Classroom lesson · Wildlife · 🇸🇷 Suriname

The Leatherback Sea Turtle

The world's largest turtle, a gentle giant that crosses oceans

What is it?

The leatherback is the biggest turtle on Earth, and one of Suriname's most amazing visitors. Unlike other turtles, it does not have a hard shell; its back is covered in tough, leathery skin, which is how it got its name.

Tell me more

Leatherbacks are giants. They can grow as long as a small car and weigh more than a grand piano, yet they glide gracefully through the sea. They are powerful swimmers that travel thousands of kilometres across whole oceans, diving deeper than almost any other animal that breathes air.
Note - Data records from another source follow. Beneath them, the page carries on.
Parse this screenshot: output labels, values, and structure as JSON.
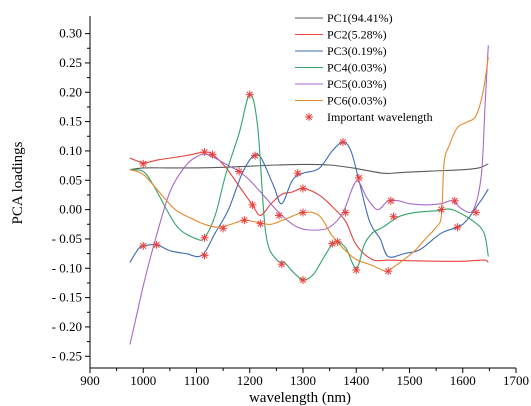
{
  "chart_data": {
    "type": "line",
    "xlabel": "wavelength (nm)",
    "ylabel": "PCA loadings",
    "xlim": [
      900,
      1700
    ],
    "ylim": [
      -0.27,
      0.33
    ],
    "x_ticks": [
      900,
      1000,
      1100,
      1200,
      1300,
      1400,
      1500,
      1600,
      1700
    ],
    "y_ticks": [
      -0.25,
      -0.2,
      -0.15,
      -0.1,
      -0.05,
      0.0,
      0.05,
      0.1,
      0.15,
      0.2,
      0.25,
      0.3
    ],
    "x_tick_labels": [
      "900",
      "1000",
      "1100",
      "1200",
      "1300",
      "1400",
      "1500",
      "1600",
      "1700"
    ],
    "y_tick_labels": [
      "- 0.25",
      "- 0.20",
      "- 0.15",
      "- 0.10",
      "- 0.05",
      "0.00",
      "0.05",
      "0.10",
      "0.15",
      "0.20",
      "0.25",
      "0.30"
    ],
    "legend_position": "top-right",
    "series": [
      {
        "name": "PC1(94.41%)",
        "color": "#595959",
        "points": [
          [
            975,
            0.068
          ],
          [
            1000,
            0.071
          ],
          [
            1050,
            0.071
          ],
          [
            1100,
            0.071
          ],
          [
            1150,
            0.072
          ],
          [
            1200,
            0.074
          ],
          [
            1250,
            0.076
          ],
          [
            1300,
            0.077
          ],
          [
            1350,
            0.076
          ],
          [
            1400,
            0.07
          ],
          [
            1450,
            0.062
          ],
          [
            1480,
            0.063
          ],
          [
            1500,
            0.064
          ],
          [
            1550,
            0.066
          ],
          [
            1600,
            0.068
          ],
          [
            1630,
            0.071
          ],
          [
            1648,
            0.078
          ]
        ]
      },
      {
        "name": "PC2(5.28%)",
        "color": "#e8413e",
        "points": [
          [
            975,
            0.088
          ],
          [
            1000,
            0.08
          ],
          [
            1030,
            0.085
          ],
          [
            1080,
            0.092
          ],
          [
            1115,
            0.098
          ],
          [
            1130,
            0.094
          ],
          [
            1155,
            0.072
          ],
          [
            1180,
            0.04
          ],
          [
            1205,
            0.008
          ],
          [
            1220,
            -0.01
          ],
          [
            1240,
            0.01
          ],
          [
            1260,
            0.026
          ],
          [
            1280,
            0.03
          ],
          [
            1300,
            0.036
          ],
          [
            1330,
            0.025
          ],
          [
            1355,
            0.005
          ],
          [
            1380,
            -0.02
          ],
          [
            1400,
            -0.06
          ],
          [
            1430,
            -0.085
          ],
          [
            1460,
            -0.086
          ],
          [
            1500,
            -0.087
          ],
          [
            1550,
            -0.088
          ],
          [
            1600,
            -0.088
          ],
          [
            1640,
            -0.086
          ],
          [
            1648,
            -0.09
          ]
        ]
      },
      {
        "name": "PC3(0.19%)",
        "color": "#3d6db5",
        "points": [
          [
            975,
            -0.09
          ],
          [
            990,
            -0.068
          ],
          [
            1000,
            -0.062
          ],
          [
            1025,
            -0.06
          ],
          [
            1050,
            -0.07
          ],
          [
            1080,
            -0.075
          ],
          [
            1110,
            -0.078
          ],
          [
            1135,
            -0.04
          ],
          [
            1160,
            0.0
          ],
          [
            1185,
            0.06
          ],
          [
            1205,
            0.09
          ],
          [
            1220,
            0.09
          ],
          [
            1245,
            0.04
          ],
          [
            1260,
            0.01
          ],
          [
            1280,
            0.05
          ],
          [
            1300,
            0.062
          ],
          [
            1330,
            0.07
          ],
          [
            1355,
            0.1
          ],
          [
            1375,
            0.115
          ],
          [
            1390,
            0.1
          ],
          [
            1405,
            0.05
          ],
          [
            1425,
            -0.02
          ],
          [
            1445,
            -0.05
          ],
          [
            1460,
            -0.08
          ],
          [
            1490,
            -0.075
          ],
          [
            1520,
            -0.068
          ],
          [
            1560,
            -0.04
          ],
          [
            1600,
            -0.025
          ],
          [
            1630,
            0.01
          ],
          [
            1648,
            0.035
          ]
        ]
      },
      {
        "name": "PC4(0.03%)",
        "color": "#33a36b",
        "points": [
          [
            975,
            0.068
          ],
          [
            1000,
            0.065
          ],
          [
            1020,
            0.04
          ],
          [
            1050,
            -0.01
          ],
          [
            1070,
            -0.035
          ],
          [
            1100,
            -0.05
          ],
          [
            1115,
            -0.048
          ],
          [
            1135,
            -0.01
          ],
          [
            1155,
            0.06
          ],
          [
            1180,
            0.13
          ],
          [
            1200,
            0.196
          ],
          [
            1215,
            0.14
          ],
          [
            1230,
            -0.04
          ],
          [
            1250,
            -0.085
          ],
          [
            1265,
            -0.09
          ],
          [
            1280,
            -0.105
          ],
          [
            1300,
            -0.12
          ],
          [
            1320,
            -0.11
          ],
          [
            1340,
            -0.08
          ],
          [
            1360,
            -0.055
          ],
          [
            1380,
            -0.065
          ],
          [
            1400,
            -0.1
          ],
          [
            1415,
            -0.06
          ],
          [
            1430,
            -0.04
          ],
          [
            1450,
            -0.03
          ],
          [
            1480,
            -0.012
          ],
          [
            1510,
            -0.005
          ],
          [
            1550,
            -0.002
          ],
          [
            1580,
            0.0
          ],
          [
            1620,
            -0.02
          ],
          [
            1640,
            -0.04
          ],
          [
            1648,
            -0.08
          ]
        ]
      },
      {
        "name": "PC5(0.03%)",
        "color": "#a868c8",
        "points": [
          [
            975,
            -0.23
          ],
          [
            990,
            -0.17
          ],
          [
            1000,
            -0.13
          ],
          [
            1020,
            -0.06
          ],
          [
            1050,
            0.03
          ],
          [
            1080,
            0.075
          ],
          [
            1100,
            0.09
          ],
          [
            1115,
            0.095
          ],
          [
            1130,
            0.09
          ],
          [
            1160,
            0.075
          ],
          [
            1180,
            0.065
          ],
          [
            1200,
            0.05
          ],
          [
            1230,
            0.02
          ],
          [
            1260,
            -0.01
          ],
          [
            1290,
            -0.03
          ],
          [
            1320,
            -0.035
          ],
          [
            1350,
            -0.03
          ],
          [
            1375,
            -0.005
          ],
          [
            1400,
            0.048
          ],
          [
            1420,
            0.02
          ],
          [
            1440,
            0.0
          ],
          [
            1460,
            0.015
          ],
          [
            1480,
            0.015
          ],
          [
            1500,
            0.01
          ],
          [
            1530,
            0.008
          ],
          [
            1560,
            0.01
          ],
          [
            1580,
            0.015
          ],
          [
            1600,
            0.0
          ],
          [
            1620,
            0.0
          ],
          [
            1635,
            0.06
          ],
          [
            1642,
            0.18
          ],
          [
            1648,
            0.28
          ]
        ]
      },
      {
        "name": "PC6(0.03%)",
        "color": "#e58a2e",
        "points": [
          [
            975,
            0.068
          ],
          [
            1000,
            0.06
          ],
          [
            1030,
            0.03
          ],
          [
            1060,
            0.0
          ],
          [
            1090,
            -0.015
          ],
          [
            1115,
            -0.025
          ],
          [
            1140,
            -0.03
          ],
          [
            1165,
            -0.025
          ],
          [
            1190,
            -0.018
          ],
          [
            1215,
            -0.022
          ],
          [
            1240,
            -0.025
          ],
          [
            1270,
            -0.015
          ],
          [
            1300,
            -0.005
          ],
          [
            1330,
            -0.01
          ],
          [
            1355,
            -0.045
          ],
          [
            1380,
            -0.07
          ],
          [
            1400,
            -0.085
          ],
          [
            1430,
            -0.095
          ],
          [
            1455,
            -0.105
          ],
          [
            1470,
            -0.098
          ],
          [
            1490,
            -0.085
          ],
          [
            1510,
            -0.07
          ],
          [
            1530,
            -0.05
          ],
          [
            1550,
            -0.03
          ],
          [
            1560,
            -0.01
          ],
          [
            1565,
            0.08
          ],
          [
            1575,
            0.11
          ],
          [
            1590,
            0.14
          ],
          [
            1610,
            0.15
          ],
          [
            1625,
            0.16
          ],
          [
            1638,
            0.2
          ],
          [
            1648,
            0.26
          ]
        ]
      }
    ],
    "important_wavelength": {
      "name": "Important wavelength",
      "color": "#e8413e",
      "points": [
        [
          1000,
          0.078
        ],
        [
          1000,
          -0.062
        ],
        [
          1025,
          -0.06
        ],
        [
          1115,
          0.098
        ],
        [
          1130,
          0.094
        ],
        [
          1115,
          -0.078
        ],
        [
          1115,
          -0.048
        ],
        [
          1150,
          -0.032
        ],
        [
          1180,
          0.065
        ],
        [
          1190,
          -0.018
        ],
        [
          1200,
          0.196
        ],
        [
          1205,
          0.008
        ],
        [
          1210,
          0.092
        ],
        [
          1220,
          -0.024
        ],
        [
          1255,
          -0.01
        ],
        [
          1260,
          -0.093
        ],
        [
          1290,
          0.062
        ],
        [
          1300,
          -0.005
        ],
        [
          1300,
          0.036
        ],
        [
          1300,
          -0.12
        ],
        [
          1355,
          -0.058
        ],
        [
          1365,
          -0.055
        ],
        [
          1375,
          0.115
        ],
        [
          1380,
          -0.005
        ],
        [
          1400,
          -0.103
        ],
        [
          1405,
          0.054
        ],
        [
          1460,
          -0.105
        ],
        [
          1465,
          0.015
        ],
        [
          1470,
          -0.012
        ],
        [
          1560,
          0.0
        ],
        [
          1585,
          0.015
        ],
        [
          1590,
          -0.03
        ],
        [
          1625,
          -0.005
        ]
      ]
    }
  }
}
Their favourite food is jellyfish, which they slurp up with special spiky throats. Female leatherbacks come ashore on Suriname's beaches, like Galibi, to dig nests and lay their eggs in the warm sand, then return to their ocean travels.

Leatherbacks have been swimming in our seas since the time of the dinosaurs. Today people protect their nesting beaches and keep the oceans cleaner, for example by using fewer plastic bags, which turtles can mistake for jellyfish.

In the classroom

Walk your class through this in 15 minutes.

Talk together

Discussion prompts

  1. 01Leatherbacks mistake floating plastic bags for jellyfish. What does that teach us about keeping the ocean clean?
  2. 02This turtle crosses entire oceans. What challenges might it meet on such a long journey?
  3. 03Leatherbacks have survived since the dinosaurs. Why might it be important to help them keep surviving today?
Try this

Classroom activity

Ocean clean-up pledge. Draw a leatherback and a jellyfish side by side, then a plastic bag, and see how alike they look in water. Write two things your class could do to keep plastic out of the sea.